Another reason for the misperception that cold weather causes sickness is that flu season happens, indeed, in Winter. That is because viruses survive cold weather better.

Also, we tend - unless we’re on the ski slopes a lot - to be less active in Winter. Regular exercising or meditating can reduce the duration, severity, and impact of respiratory infections by up to 25 percent, according to the University of Wisconsin School of Medicine and Public Health.

Stress and depression - certainly not uncommon during these too-long Winter months of cold and bleak weather - can affect or immune systems…and that can lead to respiratory infections, as well.

I played on my high school baseball team for three years and my coach always said we could “sweat out a cold.” Just to be clear, coach had less knowledge of medicine than mom…and he was wrong.

Even so, any of us on the team who had colds, fever, chills…you name it…were out there running wind sprints, shagging fly balls and taking cuts at the plate. The coach’s proof that he knew of what he spoke? Seven to ten days later…we were always well.

There’s another thing that few of us do to prevent colds and flu…and that’s wear a mask or scarf…anything that allows us to breathe slightly warmer air.
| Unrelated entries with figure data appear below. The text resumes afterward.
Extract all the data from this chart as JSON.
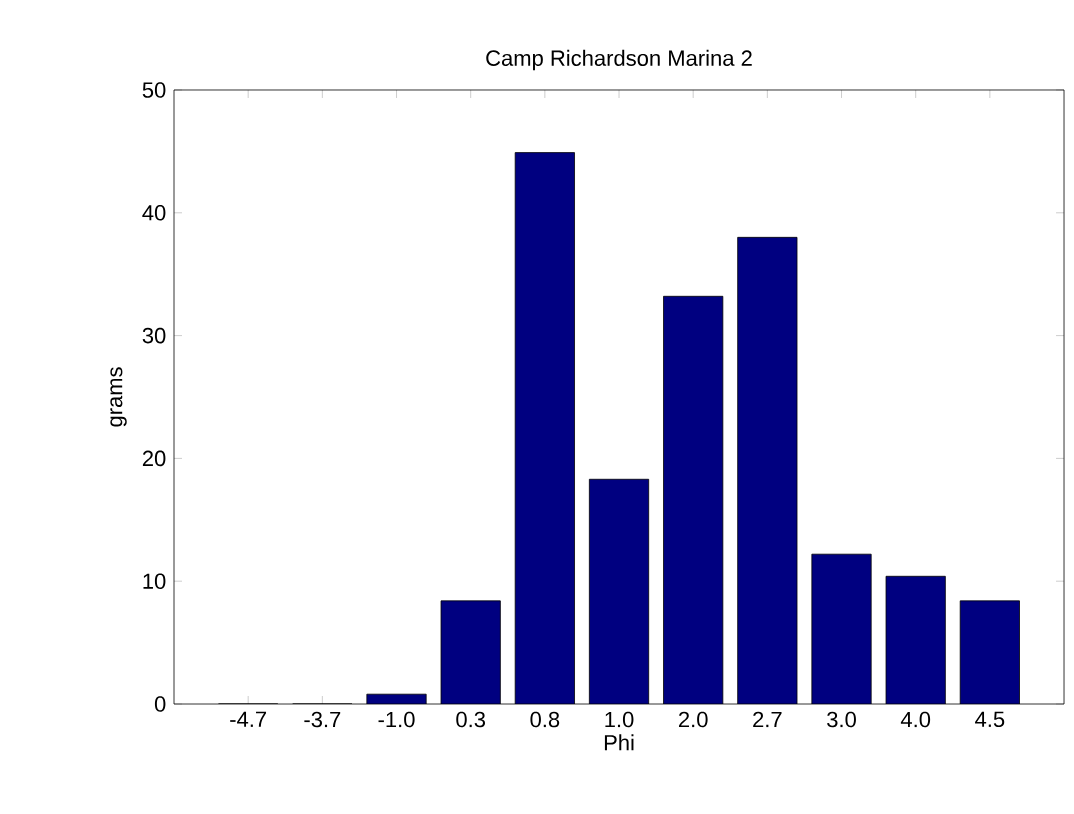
{
  "chart_data": {
    "type": "bar",
    "title": "Camp Richardson Marina 2",
    "xlabel": "Phi",
    "ylabel": "grams",
    "categories": [
      "-4.7",
      "-3.7",
      "-1.0",
      "0.3",
      "0.8",
      "1.0",
      "2.0",
      "2.7",
      "3.0",
      "4.0",
      "4.5"
    ],
    "values": [
      0,
      0,
      0.8,
      8.4,
      44.9,
      18.3,
      33.2,
      38.0,
      12.2,
      10.4,
      8.4
    ],
    "color": "#000080",
    "ylim": [
      0,
      50
    ],
    "yticks": [
      0,
      10,
      20,
      30,
      40,
      50
    ],
    "grid": false
  }
}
Just a five-degree Celsius reduction of the temperature inside the nose kills nearly 50 percent of the billions of virus and bacteria-fighting cells in the nostrils, according to a study released last month by The Journal of Allergy and Clinical Immunology.

With temperatures dipping by 30 degrees Celsius overnight a couple weeks ago in the Okanagan…well, there should be a bumper crop of colds out there this week. Even in Florida on Christmas Eve…it was -6 C. I tried to stay inside…and wore a mask when I went outside.

If - despite your precautions - the flu bug or a cold succeeds in making you sick…then what? According to a legion of doctors and more studies than I can name, eat foods that contain nutrients that can boost your immune system…vitamins and minerals like vitamin C, zinc, magnesium and calcium.

Specifically, oranges, red bell pepper, avocados, Kiwi fruit, broccoli and strawberries can help relieve symptoms. And while we often lose our appetites with colds and flu…you can take supplements that work just as well.

And, yes, a good bowl of hot chicken noodle or vegetable soup…again a salute to moms everywhere…actually helps both symptoms and can moderate the duration of your illness.

Finally, drink lots of water…and caffeine-free hot tea. Stay away from Gatorade - as much as it hurts a Florida Gator alumnus to say - along with coffee, beer and other alcoholic beverages, as well as sugary soda and fruit drinks. Science says sugar suppresses our immune systems.

Winter started less than two weeks ago…we have at least two and a half more months of trying to dodge the cold and flu bullets aimed at us. If you had a flu shot, and take the advice of science, medical professionals - and don’t forget mom’s sage counsel - you might make it through the season without so much as a sniffle.

And if you don’t…well, take two aspirin and call your doctor in the morning…they’re expecting you.

— Don Thompson, an American awaiting Canadian citizenship, lives in Vernon and in Florida. In a career that spans more than 40 years, Don has been a working journalist, a speechwriter and the CEO of an advertising and public relations firm. A passionate and compassionate man, he loves the written word as much as fine dinners with great wines.